Chronique

Franck Médioni

My Favorite Things - Le Tour du Jazz en 80 écrivains

Label / Distribution : Alter Ego Editions

La consigne était simple : choisir un « album » de jazz parmi tous ceux qui existent ou ont existé parce qu’il vous a marqué à un titre ou un autre, et écrire librement à partir de là, en conservant peut-être des proportions raisonnables à votre texte. Consigne utile si l’on en juge par les dernières lignes de ce recueil, de la plume de Martin Winckler : « Un jour, il faudra que j’en fasse un roman ». J’en ai compté quatre-vingt-quatre en tout, de Michel (Arcens) à Martin (Winckler), en passant par tous les autres, connus et inconnus au bataillon, poètes, scripteurs, écrivains affirmés, en devenir, peu de femmes hélas, la complainte n’est pas nouvelle.

Le jeu du lecteur est de voir comment chacun a reçu et interprété la consigne. Beaucoup, la majorité, ont vraiment traité le sujet, ils seront complimentés. Ils disent clairement de quel disque ils parlent, à quel moment il leur est tombé dans les bras, ce que ça leur a fait, où ça se passait, quelle importance dans leur vie, comment ça les accompagne depuis, ou pas du tout. D’autres, moins nombreux, chicanent avec la règle, les poètes par exemple, surtout ceux qui présentent leurs textes comme des poèmes, voire comme des constructions typographiques (Julien Blaine). Quelques-uns en profitent pour écrire une courte nouvelle, enfin quelque chose qui a rapport au disque, au jazz, mais décalé, lointain, enfin pas trop direct si vous voyez ce que je veux dire… Ecrire, parfois, serait-ce tricher ?

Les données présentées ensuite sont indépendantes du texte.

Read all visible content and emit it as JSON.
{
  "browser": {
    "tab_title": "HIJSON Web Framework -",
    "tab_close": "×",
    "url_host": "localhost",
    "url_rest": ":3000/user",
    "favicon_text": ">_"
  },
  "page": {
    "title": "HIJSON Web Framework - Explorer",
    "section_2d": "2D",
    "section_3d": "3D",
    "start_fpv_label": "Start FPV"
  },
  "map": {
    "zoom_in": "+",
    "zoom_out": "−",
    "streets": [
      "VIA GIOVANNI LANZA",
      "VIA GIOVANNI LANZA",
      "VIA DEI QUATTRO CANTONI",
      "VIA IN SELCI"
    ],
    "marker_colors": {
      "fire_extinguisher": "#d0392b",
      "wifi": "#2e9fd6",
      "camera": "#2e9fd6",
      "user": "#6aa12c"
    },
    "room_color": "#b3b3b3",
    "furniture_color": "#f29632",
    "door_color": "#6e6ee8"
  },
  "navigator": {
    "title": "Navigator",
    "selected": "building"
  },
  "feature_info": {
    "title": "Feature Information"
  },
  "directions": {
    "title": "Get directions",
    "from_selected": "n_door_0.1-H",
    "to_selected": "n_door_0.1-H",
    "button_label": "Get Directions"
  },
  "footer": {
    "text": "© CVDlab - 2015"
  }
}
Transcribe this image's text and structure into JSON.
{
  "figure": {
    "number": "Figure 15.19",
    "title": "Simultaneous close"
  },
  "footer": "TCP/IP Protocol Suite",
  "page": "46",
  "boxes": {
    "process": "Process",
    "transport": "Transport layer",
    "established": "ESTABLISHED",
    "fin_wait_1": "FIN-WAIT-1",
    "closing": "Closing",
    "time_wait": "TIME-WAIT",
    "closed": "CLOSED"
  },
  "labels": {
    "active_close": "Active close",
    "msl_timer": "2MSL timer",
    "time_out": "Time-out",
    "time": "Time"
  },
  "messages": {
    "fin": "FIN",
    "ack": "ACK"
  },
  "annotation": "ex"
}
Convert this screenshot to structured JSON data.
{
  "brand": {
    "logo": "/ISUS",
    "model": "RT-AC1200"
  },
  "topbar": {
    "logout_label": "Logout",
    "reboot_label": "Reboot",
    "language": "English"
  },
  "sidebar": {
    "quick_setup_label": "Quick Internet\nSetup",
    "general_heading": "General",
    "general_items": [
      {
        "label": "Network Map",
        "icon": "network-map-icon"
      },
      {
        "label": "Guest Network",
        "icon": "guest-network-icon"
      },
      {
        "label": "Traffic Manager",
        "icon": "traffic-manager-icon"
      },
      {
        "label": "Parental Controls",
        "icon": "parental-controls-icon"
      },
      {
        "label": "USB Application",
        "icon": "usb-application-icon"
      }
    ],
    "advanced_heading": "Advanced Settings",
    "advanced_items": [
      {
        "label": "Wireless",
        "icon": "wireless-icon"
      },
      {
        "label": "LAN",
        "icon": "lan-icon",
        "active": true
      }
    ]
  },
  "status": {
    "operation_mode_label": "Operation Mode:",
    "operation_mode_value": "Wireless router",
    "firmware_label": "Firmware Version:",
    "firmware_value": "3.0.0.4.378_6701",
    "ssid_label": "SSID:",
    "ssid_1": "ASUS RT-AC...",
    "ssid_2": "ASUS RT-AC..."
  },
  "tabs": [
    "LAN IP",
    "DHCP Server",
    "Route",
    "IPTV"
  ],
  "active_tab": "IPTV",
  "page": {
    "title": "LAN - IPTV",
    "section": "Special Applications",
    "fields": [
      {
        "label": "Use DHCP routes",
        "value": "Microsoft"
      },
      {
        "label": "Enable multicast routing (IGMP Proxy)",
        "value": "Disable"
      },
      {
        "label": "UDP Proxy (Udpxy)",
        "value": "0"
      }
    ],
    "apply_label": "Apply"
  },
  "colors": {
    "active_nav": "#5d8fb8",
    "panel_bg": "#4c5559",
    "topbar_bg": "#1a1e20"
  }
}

La très bonne surprise de cet herbier original, c’est que la « critique de jazz » (hors spécialistes musicologues) a de beaux jours devant elle, et quelques belles plumes ignorées des rédactions en chef. Alors si l’on se régale de Marmande, de Pierrepont, de Réda (bien sûr) on est ravi de lire quelques moins connus dans le champ jazzistique, dont Didi-Huberman, Genette, Le Bris (qui avait déserté depuis longtemps), et Jean-Luc Nancy, lequel a réservé quelques superbes lignes au disque qui lui est parvenu de la collection de « feu » le free Moussaron… Qu’est-ce qu’il nous aurait écrit, Jean-Pierre, et sur quel disque ?

Bon, et après, me direz-vous ? Après, il vous reste à découvrir et déguster tous les autres, souvent surprenants dans leurs choix. Aucun pour avoir élu Miles Davis, par exemple. Pas de Lester Young, de Dizzy Gillespie, d’Abbey Lincoln. Mais de savoureuses anecdotes. Un monde privé qui s’ouvre un instant, des références à déboucher les oreilles des plus rétifs. Un excellent compromis entre les incontournables et les éternels oubliés de l’histoire. Un bon livre, qui donne envie d’écouter de la musique, à emporter sur les festivals de l’été.